Zealot: The Life and Times of Jesus of Nazareth

Zealot: The Life and Times of Jesus of Nazareth Zealot: The Life and Times of Jesus of NazarethReza Aslan; Random House 2013

Reza Aslan’s exploration of Jesus as an historical figure does an excellent job providing a context to the gospel stories. That context helps in revealing not just the historical truth but also the intended meaning behind those stories. In particular, the in depth exploration of the power dynamics amongst the apostles and the early Church leaders is illuminated by the real-politik description of Roman power in 1st century Palestine.

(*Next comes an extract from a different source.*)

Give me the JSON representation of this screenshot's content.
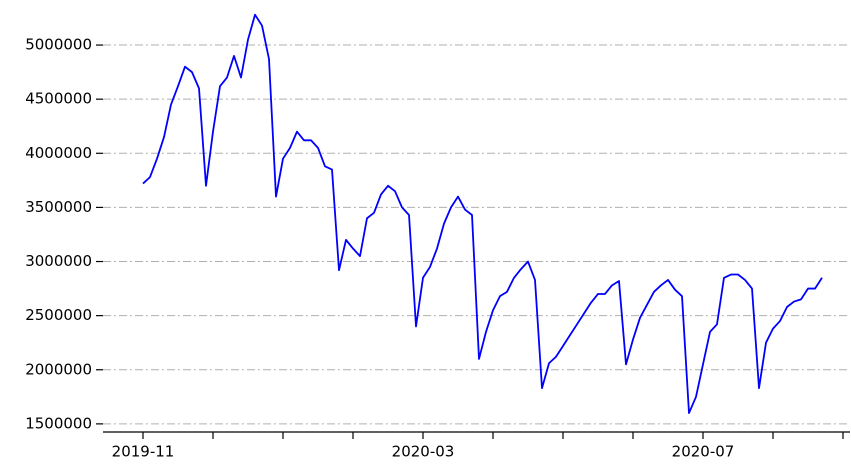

This frantic attempt to reduce John’s significance, to make him inferior to Jesus—to make him little more than Jesus’s herald—betrays an urgent need on the part of the early Christian community to counteract what the historical evidence clearly suggests: whoever the Baptist was, wherever he came from, and however he intended his baptismal ritual, Jesus very likely began his ministry as just another of his disciples.

 

Christianity after the destruction of Jerusalem was almost exclusively a gentile religion; it needed a gentile theology. And that is precisely what Paul provided. The choice between James’s vision of a Jewish religion anchored in the Law of Moses and derived from a Jewish nationalist who fought against Rome, and Paul’s vision of a Roman religion that divorced itself from Jewish provincialism and required nothing for salvation save belief in Christ, was not a difficult one for the second and third generations of Jesus’s followers to make.